Un administrateur de la locataire a déclaré qu’il avait effectué des investissements dans les locaux, année après année, afin d’optimiser toute la surface. Il employait quatre personnes dans l’atelier des F______ et deux extras durant la période d’hiver. Il s’était adressé à 32 régies actives sur la rive gauche mais aucune d’elle ne lui avait proposé de locaux de remplacement. Il avait également envisagé d’acheter des locaux, lesquels avaient été vendus. Il avait parlé de sa situation à de nombreuses connaissances et également aux maires de certaines communes. Concernant le motif du congé, le premier projet prévoyait 28 bureaux mais avait été refusé, notamment du fait qu’il prévoyait deux étages en sous-sol, ce qui créait un problème à cause de la proximité du lac et la nappe phréatique. En outre, un client architecte lui avait confirmé que le projet n’était pas impossible mais était très complexe et coûteux.

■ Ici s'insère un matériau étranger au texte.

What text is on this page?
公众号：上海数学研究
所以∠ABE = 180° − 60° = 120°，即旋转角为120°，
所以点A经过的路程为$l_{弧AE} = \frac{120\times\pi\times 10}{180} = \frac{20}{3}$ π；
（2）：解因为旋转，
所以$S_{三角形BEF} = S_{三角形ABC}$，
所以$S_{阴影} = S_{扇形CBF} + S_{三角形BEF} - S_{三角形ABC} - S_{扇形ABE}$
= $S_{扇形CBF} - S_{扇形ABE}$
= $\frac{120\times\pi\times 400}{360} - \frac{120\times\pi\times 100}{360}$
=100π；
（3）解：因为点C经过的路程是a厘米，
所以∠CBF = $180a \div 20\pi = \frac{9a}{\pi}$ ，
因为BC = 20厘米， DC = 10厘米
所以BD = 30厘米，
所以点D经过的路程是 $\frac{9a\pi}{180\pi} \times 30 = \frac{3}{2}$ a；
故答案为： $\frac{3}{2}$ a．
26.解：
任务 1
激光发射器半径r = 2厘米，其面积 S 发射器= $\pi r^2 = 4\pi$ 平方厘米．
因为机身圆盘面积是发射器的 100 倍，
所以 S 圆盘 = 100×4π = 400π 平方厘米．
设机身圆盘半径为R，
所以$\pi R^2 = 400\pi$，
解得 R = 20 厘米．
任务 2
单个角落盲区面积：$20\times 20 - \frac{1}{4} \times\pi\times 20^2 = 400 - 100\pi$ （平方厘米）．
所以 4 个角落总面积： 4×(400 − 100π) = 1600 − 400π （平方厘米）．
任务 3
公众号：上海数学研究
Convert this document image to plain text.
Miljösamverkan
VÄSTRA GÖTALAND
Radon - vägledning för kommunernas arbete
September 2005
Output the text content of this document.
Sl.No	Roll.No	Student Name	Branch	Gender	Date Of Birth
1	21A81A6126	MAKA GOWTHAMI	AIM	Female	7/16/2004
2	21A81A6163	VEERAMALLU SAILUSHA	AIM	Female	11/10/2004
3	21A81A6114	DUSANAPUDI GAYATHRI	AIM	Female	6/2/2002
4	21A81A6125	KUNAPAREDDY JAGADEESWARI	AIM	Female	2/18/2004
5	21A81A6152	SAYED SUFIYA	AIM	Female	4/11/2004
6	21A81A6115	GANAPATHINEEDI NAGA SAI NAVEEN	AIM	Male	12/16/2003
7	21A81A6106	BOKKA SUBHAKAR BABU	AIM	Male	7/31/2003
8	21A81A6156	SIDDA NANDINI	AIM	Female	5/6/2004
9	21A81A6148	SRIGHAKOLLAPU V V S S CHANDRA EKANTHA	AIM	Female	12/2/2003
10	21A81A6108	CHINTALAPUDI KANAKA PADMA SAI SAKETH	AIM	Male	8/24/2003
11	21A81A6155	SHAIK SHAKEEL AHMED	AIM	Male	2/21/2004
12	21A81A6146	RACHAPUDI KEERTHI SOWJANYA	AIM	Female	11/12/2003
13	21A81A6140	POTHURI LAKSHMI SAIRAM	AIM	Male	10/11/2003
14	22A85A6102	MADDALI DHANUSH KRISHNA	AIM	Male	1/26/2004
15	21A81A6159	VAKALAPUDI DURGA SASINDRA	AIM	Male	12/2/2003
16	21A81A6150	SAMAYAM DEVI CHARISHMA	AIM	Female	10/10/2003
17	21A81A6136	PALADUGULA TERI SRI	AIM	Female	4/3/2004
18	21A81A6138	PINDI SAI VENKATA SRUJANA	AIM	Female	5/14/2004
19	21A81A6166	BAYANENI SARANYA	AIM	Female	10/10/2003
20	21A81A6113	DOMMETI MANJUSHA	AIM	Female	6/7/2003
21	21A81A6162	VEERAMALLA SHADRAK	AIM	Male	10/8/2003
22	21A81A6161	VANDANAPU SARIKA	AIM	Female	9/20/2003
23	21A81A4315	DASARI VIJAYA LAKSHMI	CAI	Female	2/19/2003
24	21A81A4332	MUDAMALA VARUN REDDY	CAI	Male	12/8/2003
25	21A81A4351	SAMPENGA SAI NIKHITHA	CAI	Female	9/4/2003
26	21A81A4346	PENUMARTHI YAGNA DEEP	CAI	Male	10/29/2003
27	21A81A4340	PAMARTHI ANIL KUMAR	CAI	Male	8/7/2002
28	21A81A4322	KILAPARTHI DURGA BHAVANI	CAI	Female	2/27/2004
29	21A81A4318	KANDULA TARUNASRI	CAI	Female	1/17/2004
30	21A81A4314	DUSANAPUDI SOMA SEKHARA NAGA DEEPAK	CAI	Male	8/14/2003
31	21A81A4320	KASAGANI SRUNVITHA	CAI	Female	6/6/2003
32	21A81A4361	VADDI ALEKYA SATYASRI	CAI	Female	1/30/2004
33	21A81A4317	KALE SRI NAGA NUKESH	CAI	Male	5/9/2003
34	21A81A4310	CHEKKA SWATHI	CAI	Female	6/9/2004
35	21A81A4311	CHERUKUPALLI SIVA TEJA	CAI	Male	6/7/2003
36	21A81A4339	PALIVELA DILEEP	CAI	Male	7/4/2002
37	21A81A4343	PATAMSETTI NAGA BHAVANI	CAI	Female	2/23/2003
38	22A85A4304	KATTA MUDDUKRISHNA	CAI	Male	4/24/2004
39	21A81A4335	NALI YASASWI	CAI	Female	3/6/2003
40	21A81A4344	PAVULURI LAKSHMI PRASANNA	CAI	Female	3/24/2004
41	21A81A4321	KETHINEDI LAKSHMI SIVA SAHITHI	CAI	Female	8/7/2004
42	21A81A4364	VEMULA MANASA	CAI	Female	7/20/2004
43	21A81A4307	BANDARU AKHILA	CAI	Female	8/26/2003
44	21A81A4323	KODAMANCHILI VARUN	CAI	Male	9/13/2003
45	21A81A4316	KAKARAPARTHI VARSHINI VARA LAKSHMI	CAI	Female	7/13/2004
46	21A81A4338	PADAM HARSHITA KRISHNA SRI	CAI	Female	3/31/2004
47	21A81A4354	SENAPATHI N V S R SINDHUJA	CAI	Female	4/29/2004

Un actionnaire de la bailleresse a confirmé le motif du congé, qui était toujours d’actualité. Il avait été renoncé au premier projet à cause de la remarque formulée par la Commission d’architecture. Le projet avait été adapté et venait de faire l’objet d’un préavis favorable de ladite Commission. Le financement du nouveau projet avait été obtenu.

o. Par plaidoiries finales des 28 et 4 mai 2023, les parties ont persisté dans leurs conclusions.

A______ SA a allégué qu’au vu des préavis négatifs et de la suspension de la procédure administrative, le projet était irréalisable.

B______/C______ SA a allégué que la Commission d’architecture avait donné un préavis positif sous réserve d’une modification volumétrique, modification opérée dans la dernière variante du projet. Le préavis négatif de la Ville de Genève n’était plus d’actualité car le service en charge du PUS avait réalisé que le refus du projet allait à l’encontre de tous les efforts déployés par la Ville pour réduire tant le trafic que les nuisances sonores dans le quartier des F______ et pour végétaliser les espaces. Dans l’hypothèse d’une dérogation au RPUS, il fallait considérer que la cour n’était pas un passage accessible au public et que l’activité de A______ SA n’était pas à proprement parler artisanale.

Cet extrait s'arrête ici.